Overview

Our project focuses on the design of a novel transcriptional regulator protein, the development of a protein engineering workflow that can drive future design efforts, and advancing molecular dynamics simulations for protein-DNA and protein-ligand interactions. Additionally, we have deepened our understanding of the modular nature of the TetR family of proteins.

We created a new protein design workflow that targets an underexplored area of protein engineering: designing a protein based on a ligand, rather than the other way around. This approach opens up possibilities for designing systems that detect difficult-to-identify ligands. The in silico design allowed us to generate multiple protein models efficiently, reducing both economic and time costs.

Moreover, the development and mutation of this protein enabled us to further investigate the modularity of this protein family and to elucidate the mechanisms of binding and separation for DNA and ligands. This discovery paves the way for the creation of new transcriptional regulators responsive to different ligands, marking a valuable technological advancement.
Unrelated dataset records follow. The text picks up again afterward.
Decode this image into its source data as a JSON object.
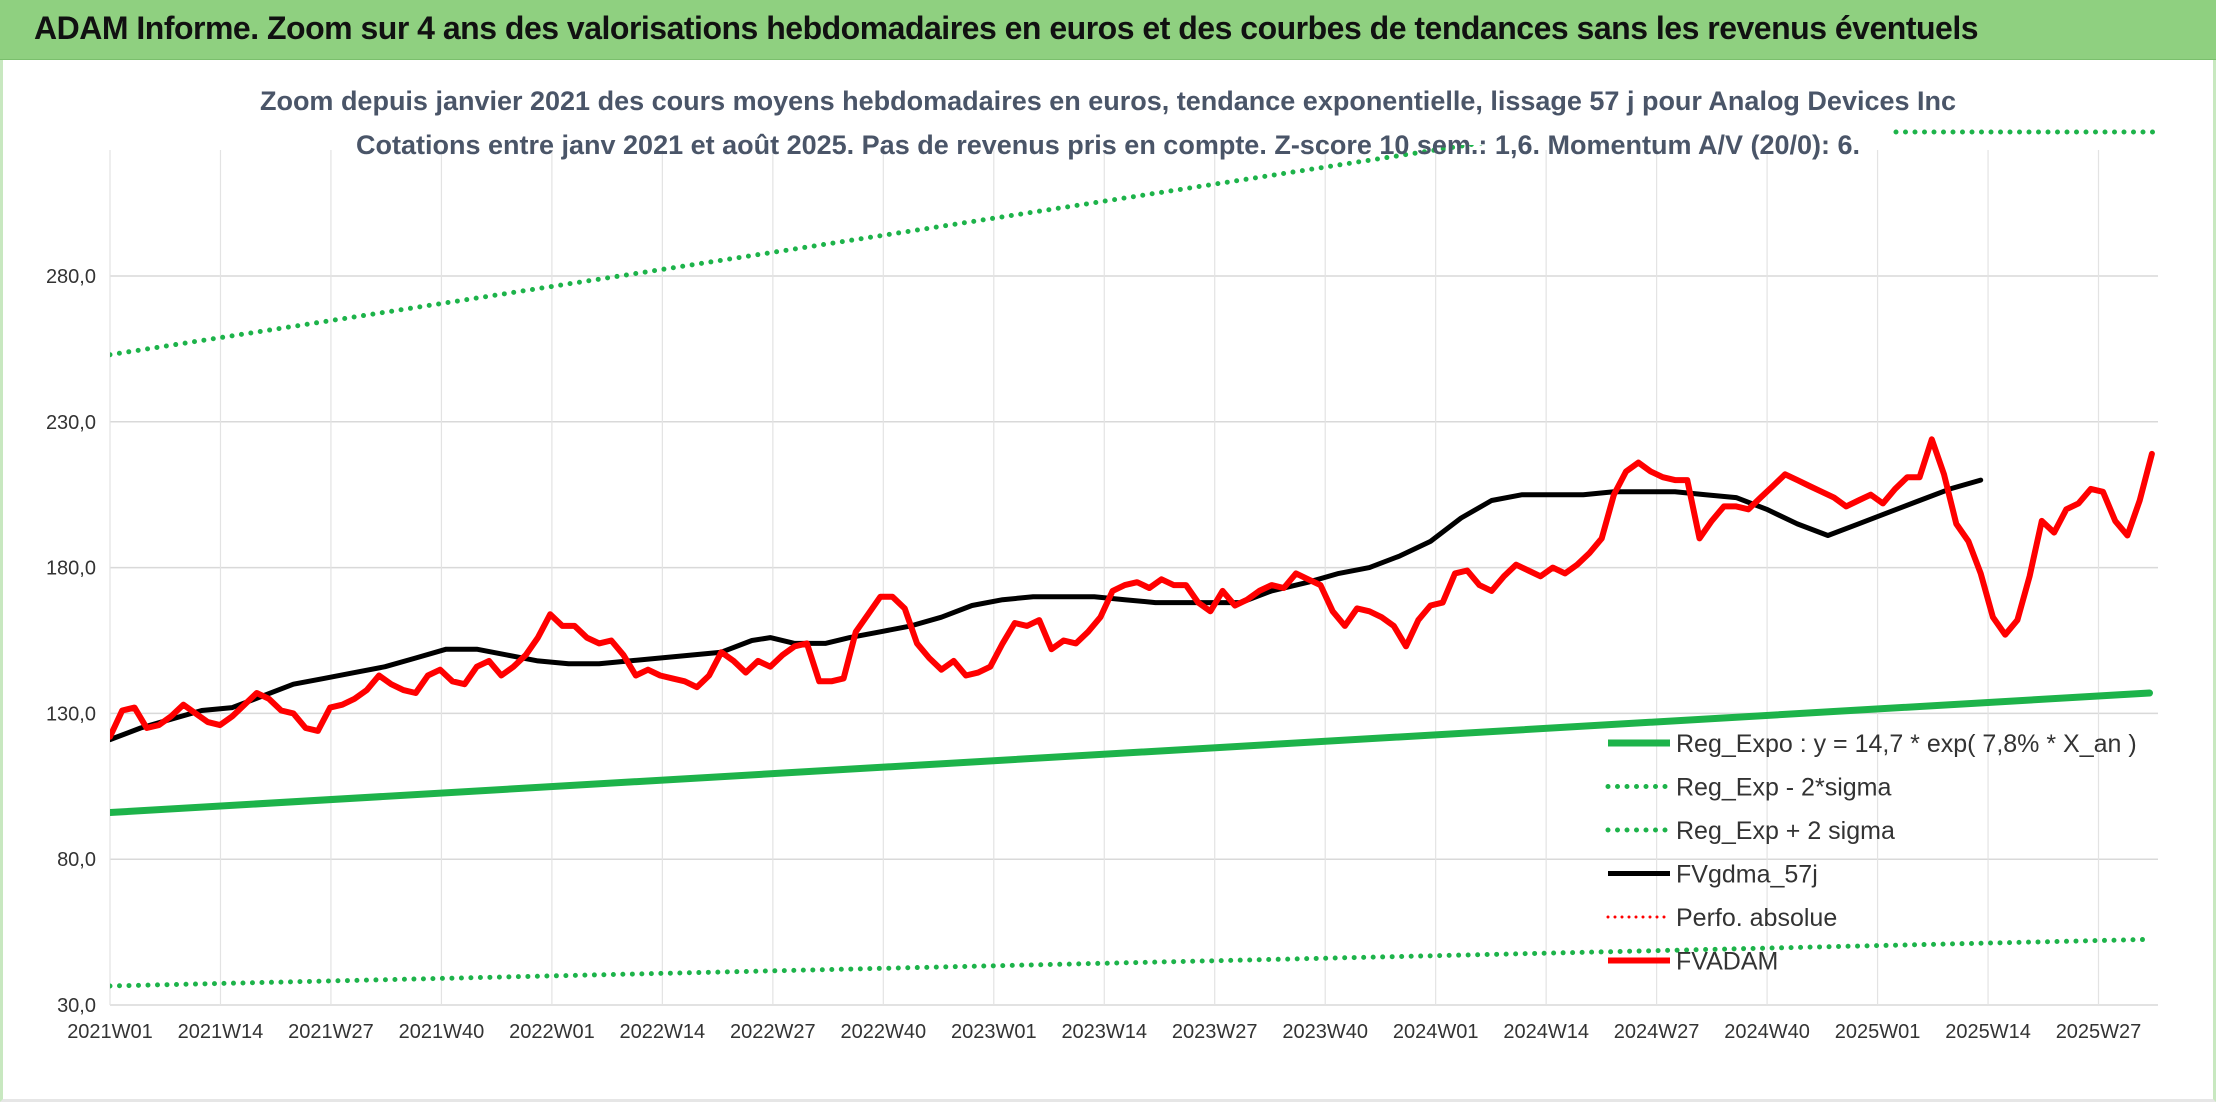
{
  "banner": {
    "title": "ADAM Informe. Zoom sur 4 ans des valorisations hebdomadaires en euros et des courbes de tendances sans les revenus éventuels"
  },
  "colors": {
    "banner_bg": "#8fd080",
    "trend_green": "#1db34a",
    "price_red": "#ff0000",
    "smooth_black": "#000000",
    "grid": "#d9d9d9"
  },
  "chart_data": {
    "type": "line",
    "title": "Zoom depuis janvier 2021 des cours moyens hebdomadaires en euros, tendance exponentielle, lissage 57 j pour Analog Devices Inc",
    "subtitle": "Cotations entre janv 2021 et août 2025. Pas de revenus pris en compte. Z-score 10 sem.: 1,6. Momentum A/V (20/0): 6.",
    "xlabel": "",
    "ylabel": "",
    "ylim": [
      30,
      280
    ],
    "y_ticks": [
      "280,0",
      "230,0",
      "180,0",
      "130,0",
      "80,0",
      "30,0"
    ],
    "y_tick_values": [
      280,
      230,
      180,
      130,
      80,
      30
    ],
    "x_ticks": [
      "2021W01",
      "2021W14",
      "2021W27",
      "2021W40",
      "2022W01",
      "2022W14",
      "2022W27",
      "2022W40",
      "2023W01",
      "2023W14",
      "2023W27",
      "2023W40",
      "2024W01",
      "2024W14",
      "2024W27",
      "2024W40",
      "2025W01",
      "2025W14",
      "2025W27"
    ],
    "grid": true,
    "legend_position": "bottom-right",
    "n_weeks": 241,
    "series": [
      {
        "name": "Reg_Expo : y = 14,7 * exp( 7,8% *  X_an )",
        "style": "solid-green",
        "points": [
          [
            0,
            96
          ],
          [
            240,
            137
          ]
        ]
      },
      {
        "name": "Reg_Exp - 2*sigma",
        "style": "dotted-green",
        "points": [
          [
            0,
            36.5
          ],
          [
            240,
            52.5
          ]
        ]
      },
      {
        "name": "Reg_Exp + 2 sigma",
        "style": "dotted-green",
        "points": [
          [
            0,
            253
          ],
          [
            240,
            361
          ]
        ]
      },
      {
        "name": "FVgdma_57j",
        "style": "solid-black",
        "points": [
          [
            0,
            121
          ],
          [
            5,
            125
          ],
          [
            10,
            128
          ],
          [
            15,
            131
          ],
          [
            20,
            132
          ],
          [
            25,
            136
          ],
          [
            30,
            140
          ],
          [
            35,
            142
          ],
          [
            40,
            144
          ],
          [
            45,
            146
          ],
          [
            50,
            149
          ],
          [
            55,
            152
          ],
          [
            60,
            152
          ],
          [
            65,
            150
          ],
          [
            70,
            148
          ],
          [
            75,
            147
          ],
          [
            80,
            147
          ],
          [
            85,
            148
          ],
          [
            90,
            149
          ],
          [
            95,
            150
          ],
          [
            100,
            151
          ],
          [
            105,
            155
          ],
          [
            108,
            156
          ],
          [
            112,
            154
          ],
          [
            117,
            154
          ],
          [
            121,
            156
          ],
          [
            126,
            158
          ],
          [
            131,
            160
          ],
          [
            136,
            163
          ],
          [
            141,
            167
          ],
          [
            146,
            169
          ],
          [
            151,
            170
          ],
          [
            156,
            170
          ],
          [
            161,
            170
          ],
          [
            166,
            169
          ],
          [
            171,
            168
          ],
          [
            176,
            168
          ],
          [
            181,
            168
          ],
          [
            185,
            168
          ],
          [
            190,
            172
          ],
          [
            196,
            175
          ],
          [
            201,
            178
          ],
          [
            206,
            180
          ],
          [
            211,
            184
          ],
          [
            216,
            189
          ],
          [
            221,
            197
          ],
          [
            226,
            203
          ],
          [
            231,
            205
          ],
          [
            236,
            205
          ],
          [
            241,
            205
          ],
          [
            246,
            206
          ],
          [
            251,
            206
          ],
          [
            256,
            206
          ],
          [
            261,
            205
          ],
          [
            266,
            204
          ],
          [
            271,
            200
          ],
          [
            276,
            195
          ],
          [
            281,
            191
          ],
          [
            286,
            195
          ],
          [
            291,
            199
          ],
          [
            296,
            203
          ],
          [
            301,
            207
          ],
          [
            306,
            210
          ]
        ]
      },
      {
        "name": "Perfo. absolue",
        "style": "dotted-red",
        "points": []
      },
      {
        "name": "FVADAM",
        "style": "solid-red",
        "points": [
          [
            0,
            122
          ],
          [
            2,
            131
          ],
          [
            4,
            132
          ],
          [
            6,
            125
          ],
          [
            8,
            126
          ],
          [
            10,
            129
          ],
          [
            12,
            133
          ],
          [
            14,
            130
          ],
          [
            16,
            127
          ],
          [
            18,
            126
          ],
          [
            20,
            129
          ],
          [
            22,
            133
          ],
          [
            24,
            137
          ],
          [
            26,
            135
          ],
          [
            28,
            131
          ],
          [
            30,
            130
          ],
          [
            32,
            125
          ],
          [
            34,
            124
          ],
          [
            36,
            132
          ],
          [
            38,
            133
          ],
          [
            40,
            135
          ],
          [
            42,
            138
          ],
          [
            44,
            143
          ],
          [
            46,
            140
          ],
          [
            48,
            138
          ],
          [
            50,
            137
          ],
          [
            52,
            143
          ],
          [
            54,
            145
          ],
          [
            56,
            141
          ],
          [
            58,
            140
          ],
          [
            60,
            146
          ],
          [
            62,
            148
          ],
          [
            64,
            143
          ],
          [
            66,
            146
          ],
          [
            68,
            150
          ],
          [
            70,
            156
          ],
          [
            72,
            164
          ],
          [
            74,
            160
          ],
          [
            76,
            160
          ],
          [
            78,
            156
          ],
          [
            80,
            154
          ],
          [
            82,
            155
          ],
          [
            84,
            150
          ],
          [
            86,
            143
          ],
          [
            88,
            145
          ],
          [
            90,
            143
          ],
          [
            92,
            142
          ],
          [
            94,
            141
          ],
          [
            96,
            139
          ],
          [
            98,
            143
          ],
          [
            100,
            151
          ],
          [
            102,
            148
          ],
          [
            104,
            144
          ],
          [
            106,
            148
          ],
          [
            108,
            146
          ],
          [
            110,
            150
          ],
          [
            112,
            153
          ],
          [
            114,
            154
          ],
          [
            116,
            141
          ],
          [
            118,
            141
          ],
          [
            120,
            142
          ],
          [
            122,
            158
          ],
          [
            124,
            164
          ],
          [
            126,
            170
          ],
          [
            128,
            170
          ],
          [
            130,
            166
          ],
          [
            132,
            154
          ],
          [
            134,
            149
          ],
          [
            136,
            145
          ],
          [
            138,
            148
          ],
          [
            140,
            143
          ],
          [
            142,
            144
          ],
          [
            144,
            146
          ],
          [
            146,
            154
          ],
          [
            148,
            161
          ],
          [
            150,
            160
          ],
          [
            152,
            162
          ],
          [
            154,
            152
          ],
          [
            156,
            155
          ],
          [
            158,
            154
          ],
          [
            160,
            158
          ],
          [
            162,
            163
          ],
          [
            164,
            172
          ],
          [
            166,
            174
          ],
          [
            168,
            175
          ],
          [
            170,
            173
          ],
          [
            172,
            176
          ],
          [
            174,
            174
          ],
          [
            176,
            174
          ],
          [
            178,
            168
          ],
          [
            180,
            165
          ],
          [
            182,
            172
          ],
          [
            184,
            167
          ],
          [
            186,
            169
          ],
          [
            188,
            172
          ],
          [
            190,
            174
          ],
          [
            192,
            173
          ],
          [
            194,
            178
          ],
          [
            196,
            176
          ],
          [
            198,
            174
          ],
          [
            200,
            165
          ],
          [
            202,
            160
          ],
          [
            204,
            166
          ],
          [
            206,
            165
          ],
          [
            208,
            163
          ],
          [
            210,
            160
          ],
          [
            212,
            153
          ],
          [
            214,
            162
          ],
          [
            216,
            167
          ],
          [
            218,
            168
          ],
          [
            220,
            178
          ],
          [
            222,
            179
          ],
          [
            224,
            174
          ],
          [
            226,
            172
          ],
          [
            228,
            177
          ],
          [
            230,
            181
          ],
          [
            232,
            179
          ],
          [
            234,
            177
          ],
          [
            236,
            180
          ],
          [
            238,
            178
          ],
          [
            240,
            181
          ],
          [
            242,
            185
          ],
          [
            244,
            190
          ],
          [
            246,
            205
          ],
          [
            248,
            213
          ],
          [
            250,
            216
          ],
          [
            252,
            213
          ],
          [
            254,
            211
          ],
          [
            256,
            210
          ],
          [
            258,
            210
          ],
          [
            260,
            190
          ],
          [
            262,
            196
          ],
          [
            264,
            201
          ],
          [
            266,
            201
          ],
          [
            268,
            200
          ],
          [
            270,
            204
          ],
          [
            272,
            208
          ],
          [
            274,
            212
          ],
          [
            276,
            210
          ],
          [
            278,
            208
          ],
          [
            280,
            206
          ],
          [
            282,
            204
          ],
          [
            284,
            201
          ],
          [
            286,
            203
          ],
          [
            288,
            205
          ],
          [
            290,
            202
          ],
          [
            292,
            207
          ],
          [
            294,
            211
          ],
          [
            296,
            211
          ],
          [
            298,
            224
          ],
          [
            300,
            212
          ],
          [
            302,
            195
          ],
          [
            304,
            189
          ],
          [
            306,
            178
          ],
          [
            308,
            163
          ],
          [
            310,
            157
          ],
          [
            312,
            162
          ],
          [
            314,
            177
          ],
          [
            316,
            196
          ],
          [
            318,
            192
          ],
          [
            320,
            200
          ],
          [
            322,
            202
          ],
          [
            324,
            207
          ],
          [
            326,
            206
          ],
          [
            328,
            196
          ],
          [
            330,
            191
          ],
          [
            332,
            203
          ],
          [
            334,
            219
          ]
        ]
      }
    ]
  }
}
We hope these contributions will aid future rational protein design efforts and expand the possibilities for developing novel transcriptional regulation proteins based on the TetR family. Looking ahead, the integration of neural network technologies could enhance the development of these proteins by leveraging existing models.

Design of a novel transcriptional regulator protein

The novel design of ESTER (Estrogen Sensitive Transcriptional Engineered Regulator) enables precise transcriptional control of target genes in response to the presence of 17α-ethynylestradiol (EE2). This innovation opens new avenues for estrogen-focused systems, such as developing genetically engineered microorganisms for water purification and detecting EE2 in various environmental sources.
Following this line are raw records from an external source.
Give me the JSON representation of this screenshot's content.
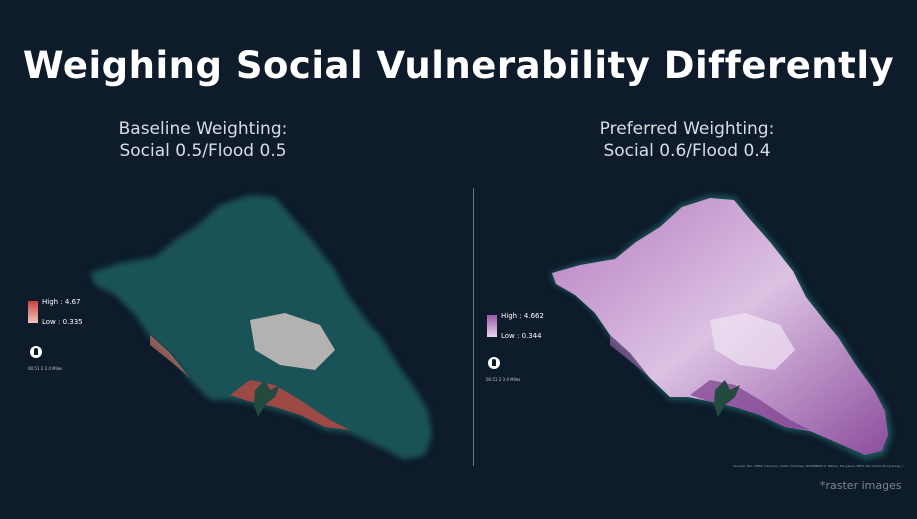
{
  "title": "Weighing Social Vulnerability Differently",
  "left": {
    "subtitle_line1": "Baseline Weighting:",
    "subtitle_line2": "Social 0.5/Flood 0.5",
    "legend_high": "High : 4.67",
    "legend_low": "Low : 0.335",
    "scale_text": "00.51  2   3   4 Miles",
    "ramp_high_color": "#c8433e",
    "ramp_low_color": "#f3c7bf"
  },
  "right": {
    "subtitle_line1": "Preferred Weighting:",
    "subtitle_line2": "Social 0.6/Flood 0.4",
    "legend_high": "High : 4.662",
    "legend_low": "Low : 0.344",
    "scale_text": "00.51  2   3   4 Miles",
    "ramp_high_color": "#9a59a8",
    "ramp_low_color": "#ead7ee"
  },
  "credits": "Sources: Esri, HERE, DeLorme, USGS, Intermap, INCREMENT P, NRCan, Esri Japan, METI, Esri China (Hong Kong), Esri Korea, Esri (Thailand), MapmyIndia, NGCC, OpenStreetMap contributors, and the GIS User Community",
  "note": "*raster images"
}
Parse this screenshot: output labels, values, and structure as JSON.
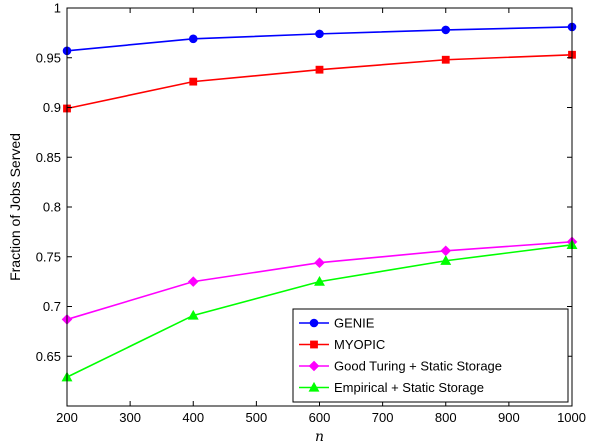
{
  "chart_data": {
    "type": "line",
    "title": "",
    "xlabel": "n",
    "ylabel": "Fraction of Jobs Served",
    "xlim": [
      200,
      1000
    ],
    "ylim": [
      0.6,
      1.0
    ],
    "x_ticks": [
      200,
      300,
      400,
      500,
      600,
      700,
      800,
      900,
      1000
    ],
    "y_ticks": [
      0.6,
      0.65,
      0.7,
      0.75,
      0.8,
      0.85,
      0.9,
      0.95,
      1.0
    ],
    "x_tick_labels": [
      "200",
      "300",
      "400",
      "500",
      "600",
      "700",
      "800",
      "900",
      "1000"
    ],
    "y_tick_labels": [
      "",
      "0.65",
      "0.7",
      "0.75",
      "0.8",
      "0.85",
      "0.9",
      "0.95",
      "1"
    ],
    "grid": false,
    "legend_position": "bottom-right",
    "x": [
      200,
      400,
      600,
      800,
      1000
    ],
    "series": [
      {
        "name": "GENIE",
        "color": "#0000ff",
        "marker": "circle",
        "values": [
          0.957,
          0.969,
          0.974,
          0.978,
          0.981
        ]
      },
      {
        "name": "MYOPIC",
        "color": "#ff0000",
        "marker": "square",
        "values": [
          0.899,
          0.926,
          0.938,
          0.948,
          0.953
        ]
      },
      {
        "name": "Good Turing + Static Storage",
        "color": "#ff00ff",
        "marker": "diamond",
        "values": [
          0.687,
          0.725,
          0.744,
          0.756,
          0.765
        ]
      },
      {
        "name": "Empirical + Static Storage",
        "color": "#00ff00",
        "marker": "triangle",
        "values": [
          0.629,
          0.691,
          0.725,
          0.746,
          0.762
        ]
      }
    ]
  }
}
Protein engineering workflow

We developed a protein engineering workflow focused on designing proteins based on specific ligands. This process requires an initial template for targeted mutations and a deep understanding of various protein engineering software. Our approach follows rational design principles, grounded in the knowledge of biological activity and protein conformations.

Molecular dynamics simulations for protein interactions

For the in silico validation of protein function, we performed molecular dynamics simulations using GROMACS. This allowed us to evaluate the protein’s functionality under various conditions and provided valuable insights into its DNA separation mechanism and conformational changes within its subunits. This powerful technique enhances our understanding of the molecular mechanisms involved, offering a foundation for future protein design and in silico validation efforts.
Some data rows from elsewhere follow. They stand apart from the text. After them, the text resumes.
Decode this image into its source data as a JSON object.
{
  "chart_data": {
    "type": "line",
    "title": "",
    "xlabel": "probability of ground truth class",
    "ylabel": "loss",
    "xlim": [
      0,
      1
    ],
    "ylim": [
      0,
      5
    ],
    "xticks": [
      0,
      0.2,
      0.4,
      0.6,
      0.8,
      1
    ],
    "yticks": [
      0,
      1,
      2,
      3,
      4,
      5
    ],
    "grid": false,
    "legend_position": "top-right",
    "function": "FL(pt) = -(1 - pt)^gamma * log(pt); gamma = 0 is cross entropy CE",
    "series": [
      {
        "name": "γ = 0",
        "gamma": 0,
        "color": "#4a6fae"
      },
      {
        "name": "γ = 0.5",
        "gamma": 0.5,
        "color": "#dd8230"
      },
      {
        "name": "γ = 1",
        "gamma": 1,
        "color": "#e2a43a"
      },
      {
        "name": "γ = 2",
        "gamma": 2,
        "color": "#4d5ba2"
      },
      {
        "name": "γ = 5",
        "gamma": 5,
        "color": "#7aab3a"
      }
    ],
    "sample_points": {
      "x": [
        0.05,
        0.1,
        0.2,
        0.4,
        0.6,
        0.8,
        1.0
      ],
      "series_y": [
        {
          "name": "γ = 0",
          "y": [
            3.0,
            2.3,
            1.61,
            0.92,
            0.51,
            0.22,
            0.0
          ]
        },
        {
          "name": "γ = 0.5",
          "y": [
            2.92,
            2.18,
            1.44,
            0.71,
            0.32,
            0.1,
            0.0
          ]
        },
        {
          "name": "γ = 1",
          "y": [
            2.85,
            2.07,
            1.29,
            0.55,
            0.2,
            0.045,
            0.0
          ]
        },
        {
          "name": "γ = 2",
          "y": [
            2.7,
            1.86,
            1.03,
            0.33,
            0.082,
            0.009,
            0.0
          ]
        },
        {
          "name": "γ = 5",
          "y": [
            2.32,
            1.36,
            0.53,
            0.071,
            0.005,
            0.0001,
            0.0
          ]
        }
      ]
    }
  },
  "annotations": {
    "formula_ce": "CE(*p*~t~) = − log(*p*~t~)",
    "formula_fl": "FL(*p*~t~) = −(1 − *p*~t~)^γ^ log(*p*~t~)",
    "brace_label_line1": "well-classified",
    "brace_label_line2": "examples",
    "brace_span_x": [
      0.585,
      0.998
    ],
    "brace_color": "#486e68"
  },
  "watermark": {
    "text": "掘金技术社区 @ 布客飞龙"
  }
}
Modular nature of the TetR family of proteins

Building on the development of ESTER, we analyzed the modular nature of TetR proteins, demonstrating that the DNA-binding domain can be exchanged for another binding domain based on protein alignment with a template. It is important to note that this modularity is dependent on the dimerization domain and the mechanism in which the template protein induces a conformational change in this DNA binding domain.